Tornado hits MN Guard's Camp Ripley

Storms slam Fort Ripley

LITTLE FALLS, Minn. - The National Weather Service now says it was a tornado that caused extensive damage at the Minnesota National Guard's Camp Ripley.

A line of storms packing heavy winds rolled through Morrison County after 10 p.m. Wednesday. The National Weather Service reports an EF-1 tornado, with winds up to 90 miles-per-hour, touched down at approximately 10:34 p.m. It was about 50 yards wide and was on the ground between 7 and 8 miles.

The tornado caused major damage to Camp Ripley housing, training and maintenance facilities. There was also major damage to the 10-megawatt solar array that was set to be dedicated next week.

"It was a complete surprise to us when it came,” said Colonel Scott St. Sauver, who is Camp Ripley’s post commander. "As you come down and see this kind of damage you say, ‘Oh my goodness, it really was a shock’.”

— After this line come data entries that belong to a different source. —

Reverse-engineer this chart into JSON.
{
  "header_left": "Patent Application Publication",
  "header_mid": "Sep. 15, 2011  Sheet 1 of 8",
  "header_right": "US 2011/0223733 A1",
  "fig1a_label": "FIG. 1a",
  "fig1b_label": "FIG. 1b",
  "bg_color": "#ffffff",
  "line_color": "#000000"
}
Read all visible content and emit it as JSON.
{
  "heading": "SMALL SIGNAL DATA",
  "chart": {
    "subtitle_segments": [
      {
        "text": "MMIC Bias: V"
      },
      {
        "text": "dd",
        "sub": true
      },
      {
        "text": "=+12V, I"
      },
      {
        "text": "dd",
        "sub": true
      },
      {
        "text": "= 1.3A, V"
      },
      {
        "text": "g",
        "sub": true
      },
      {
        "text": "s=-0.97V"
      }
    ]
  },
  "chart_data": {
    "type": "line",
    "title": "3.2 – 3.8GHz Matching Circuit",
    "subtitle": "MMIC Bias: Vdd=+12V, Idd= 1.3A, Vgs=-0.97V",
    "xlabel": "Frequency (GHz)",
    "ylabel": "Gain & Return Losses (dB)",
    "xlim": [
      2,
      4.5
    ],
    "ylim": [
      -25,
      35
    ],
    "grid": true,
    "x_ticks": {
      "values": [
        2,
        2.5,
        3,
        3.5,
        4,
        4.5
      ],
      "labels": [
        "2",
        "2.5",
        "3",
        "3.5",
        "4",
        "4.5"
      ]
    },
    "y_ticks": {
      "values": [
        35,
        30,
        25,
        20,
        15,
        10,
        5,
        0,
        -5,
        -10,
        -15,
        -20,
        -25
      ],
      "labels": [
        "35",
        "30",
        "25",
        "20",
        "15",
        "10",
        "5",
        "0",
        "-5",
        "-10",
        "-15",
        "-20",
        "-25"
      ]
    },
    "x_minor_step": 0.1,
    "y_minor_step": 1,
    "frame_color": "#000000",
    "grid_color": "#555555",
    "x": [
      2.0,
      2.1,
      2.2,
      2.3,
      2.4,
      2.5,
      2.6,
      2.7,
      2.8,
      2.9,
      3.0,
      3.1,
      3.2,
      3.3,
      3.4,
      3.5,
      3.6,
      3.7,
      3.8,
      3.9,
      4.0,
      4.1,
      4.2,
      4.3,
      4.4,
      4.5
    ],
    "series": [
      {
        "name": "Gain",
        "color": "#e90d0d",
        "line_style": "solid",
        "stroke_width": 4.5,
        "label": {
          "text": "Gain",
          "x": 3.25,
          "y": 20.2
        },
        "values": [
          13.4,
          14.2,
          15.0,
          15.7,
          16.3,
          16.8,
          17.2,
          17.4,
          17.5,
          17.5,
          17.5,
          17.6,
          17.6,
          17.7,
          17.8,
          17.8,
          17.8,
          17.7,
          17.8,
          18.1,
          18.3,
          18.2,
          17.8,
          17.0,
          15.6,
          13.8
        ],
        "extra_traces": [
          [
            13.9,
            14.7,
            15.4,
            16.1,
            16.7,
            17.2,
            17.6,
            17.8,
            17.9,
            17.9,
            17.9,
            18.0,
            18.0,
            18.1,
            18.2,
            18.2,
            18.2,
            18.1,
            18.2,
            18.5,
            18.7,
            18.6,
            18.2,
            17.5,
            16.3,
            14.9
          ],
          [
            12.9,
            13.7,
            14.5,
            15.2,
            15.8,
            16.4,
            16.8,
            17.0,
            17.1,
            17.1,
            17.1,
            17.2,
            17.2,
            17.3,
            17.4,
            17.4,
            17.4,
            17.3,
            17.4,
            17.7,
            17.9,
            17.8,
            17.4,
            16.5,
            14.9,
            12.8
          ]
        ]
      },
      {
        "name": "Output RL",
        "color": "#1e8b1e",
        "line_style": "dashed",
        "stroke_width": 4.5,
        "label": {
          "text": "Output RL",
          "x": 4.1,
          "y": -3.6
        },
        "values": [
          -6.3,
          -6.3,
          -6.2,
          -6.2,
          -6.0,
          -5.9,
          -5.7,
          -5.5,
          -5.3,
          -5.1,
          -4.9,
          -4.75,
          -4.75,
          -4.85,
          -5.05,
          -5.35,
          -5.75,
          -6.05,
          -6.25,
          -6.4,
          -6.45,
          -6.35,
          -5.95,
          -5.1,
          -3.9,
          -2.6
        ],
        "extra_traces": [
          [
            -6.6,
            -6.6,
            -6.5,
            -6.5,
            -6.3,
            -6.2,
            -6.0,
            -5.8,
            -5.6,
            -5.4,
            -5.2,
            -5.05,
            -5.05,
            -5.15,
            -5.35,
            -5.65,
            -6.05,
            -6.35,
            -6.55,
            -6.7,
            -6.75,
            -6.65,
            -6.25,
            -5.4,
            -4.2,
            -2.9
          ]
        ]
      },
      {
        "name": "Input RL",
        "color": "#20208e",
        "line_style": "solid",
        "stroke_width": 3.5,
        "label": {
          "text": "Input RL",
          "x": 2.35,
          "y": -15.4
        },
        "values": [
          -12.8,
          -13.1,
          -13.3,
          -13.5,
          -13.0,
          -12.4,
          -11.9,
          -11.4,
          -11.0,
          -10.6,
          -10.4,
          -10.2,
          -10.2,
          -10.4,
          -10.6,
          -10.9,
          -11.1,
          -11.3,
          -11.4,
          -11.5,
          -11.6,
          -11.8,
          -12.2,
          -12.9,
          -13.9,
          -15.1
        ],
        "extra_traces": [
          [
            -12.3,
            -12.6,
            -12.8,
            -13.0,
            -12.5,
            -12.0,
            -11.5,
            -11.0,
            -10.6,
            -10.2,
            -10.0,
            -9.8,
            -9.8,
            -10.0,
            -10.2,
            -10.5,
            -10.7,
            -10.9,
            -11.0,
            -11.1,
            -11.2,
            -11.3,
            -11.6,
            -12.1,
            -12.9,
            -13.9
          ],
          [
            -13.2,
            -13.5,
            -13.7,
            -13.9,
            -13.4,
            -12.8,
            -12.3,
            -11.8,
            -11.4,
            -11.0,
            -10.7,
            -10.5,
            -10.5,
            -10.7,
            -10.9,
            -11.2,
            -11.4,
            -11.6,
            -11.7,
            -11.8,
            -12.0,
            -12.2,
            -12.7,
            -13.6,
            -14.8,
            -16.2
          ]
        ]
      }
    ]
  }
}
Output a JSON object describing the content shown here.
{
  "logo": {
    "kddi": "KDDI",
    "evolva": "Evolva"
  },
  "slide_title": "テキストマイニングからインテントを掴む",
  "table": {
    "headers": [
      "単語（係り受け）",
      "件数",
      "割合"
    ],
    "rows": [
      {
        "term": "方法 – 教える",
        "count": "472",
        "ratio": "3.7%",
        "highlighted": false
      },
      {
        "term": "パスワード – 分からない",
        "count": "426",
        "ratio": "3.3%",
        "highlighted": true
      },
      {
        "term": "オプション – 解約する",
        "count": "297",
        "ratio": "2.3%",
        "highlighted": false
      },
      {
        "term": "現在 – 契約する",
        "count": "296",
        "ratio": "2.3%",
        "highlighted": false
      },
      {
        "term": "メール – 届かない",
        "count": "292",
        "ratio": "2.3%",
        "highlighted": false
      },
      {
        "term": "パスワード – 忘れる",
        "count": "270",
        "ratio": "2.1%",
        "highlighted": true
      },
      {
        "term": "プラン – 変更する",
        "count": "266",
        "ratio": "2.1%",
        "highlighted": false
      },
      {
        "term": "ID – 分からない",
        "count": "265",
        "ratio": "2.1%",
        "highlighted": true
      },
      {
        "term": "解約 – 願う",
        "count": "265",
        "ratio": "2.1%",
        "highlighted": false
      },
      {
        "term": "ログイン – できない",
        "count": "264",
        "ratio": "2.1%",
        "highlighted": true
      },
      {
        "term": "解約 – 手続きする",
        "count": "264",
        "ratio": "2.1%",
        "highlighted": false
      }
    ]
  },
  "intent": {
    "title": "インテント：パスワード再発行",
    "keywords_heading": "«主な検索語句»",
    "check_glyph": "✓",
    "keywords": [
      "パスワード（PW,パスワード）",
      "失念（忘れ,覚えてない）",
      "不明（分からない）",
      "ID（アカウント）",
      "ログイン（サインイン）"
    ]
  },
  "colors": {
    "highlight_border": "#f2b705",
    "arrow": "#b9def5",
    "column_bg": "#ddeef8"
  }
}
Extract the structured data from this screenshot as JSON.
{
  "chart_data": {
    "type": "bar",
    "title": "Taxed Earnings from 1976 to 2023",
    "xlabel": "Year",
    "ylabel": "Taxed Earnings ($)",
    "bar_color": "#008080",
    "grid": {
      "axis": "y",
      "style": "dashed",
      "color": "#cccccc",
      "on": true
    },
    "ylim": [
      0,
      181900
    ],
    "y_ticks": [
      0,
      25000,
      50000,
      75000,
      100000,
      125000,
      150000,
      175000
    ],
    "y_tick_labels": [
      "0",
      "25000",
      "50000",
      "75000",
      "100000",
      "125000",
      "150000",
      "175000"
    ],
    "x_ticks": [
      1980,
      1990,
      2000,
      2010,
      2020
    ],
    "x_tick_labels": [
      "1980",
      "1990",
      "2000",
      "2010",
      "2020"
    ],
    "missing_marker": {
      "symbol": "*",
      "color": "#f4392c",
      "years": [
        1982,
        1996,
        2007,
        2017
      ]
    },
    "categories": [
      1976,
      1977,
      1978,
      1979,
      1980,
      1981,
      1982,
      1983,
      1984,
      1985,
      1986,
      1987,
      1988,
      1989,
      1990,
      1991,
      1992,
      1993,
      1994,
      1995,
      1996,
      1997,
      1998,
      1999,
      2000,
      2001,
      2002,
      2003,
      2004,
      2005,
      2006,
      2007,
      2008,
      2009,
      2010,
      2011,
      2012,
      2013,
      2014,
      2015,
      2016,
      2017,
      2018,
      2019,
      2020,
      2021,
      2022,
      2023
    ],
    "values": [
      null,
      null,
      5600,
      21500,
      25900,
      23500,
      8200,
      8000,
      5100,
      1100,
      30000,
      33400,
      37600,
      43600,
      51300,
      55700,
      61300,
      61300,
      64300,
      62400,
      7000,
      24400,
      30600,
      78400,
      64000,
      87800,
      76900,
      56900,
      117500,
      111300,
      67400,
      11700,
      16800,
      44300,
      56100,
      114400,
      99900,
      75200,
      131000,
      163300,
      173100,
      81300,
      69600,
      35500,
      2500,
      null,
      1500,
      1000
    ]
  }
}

St. Sauver, who is the only person who lives full time on the grounds, said there was no warning. Several dozens of soldiers and civilians were sleeping in the impacted areas as tornado rolled through.  No was injured, he said.

Staff Sergeant Tanya Tschida was on the first floor of a two story building that was damaged when a portion of the roof blew off and landed close to her car. She said she didn’t hear it.

"I actually happened to be sleeping in my bed,” she recalled. “I looked out my door and saw two inches of water.”  

Her car was damaged, along with the vehicle next to hers. Camp Ripley staff members say another car was picked up and dropped several feet away.

As far as the solar array, it will be Minnesota Power's first solar power plant, according to the company. A company spokesperson told KARE 11 they are in the planning stages on how to fix it.

“This project was coming to an end and we were going to have a ribbon cutting next week,” said Staff Sergeant Anthony Housey. “It took out everything it its path.”
Now the cleanup and repair is underway.

"No one knew this was going to produce this kind of surgical storm,” said St. Sauver.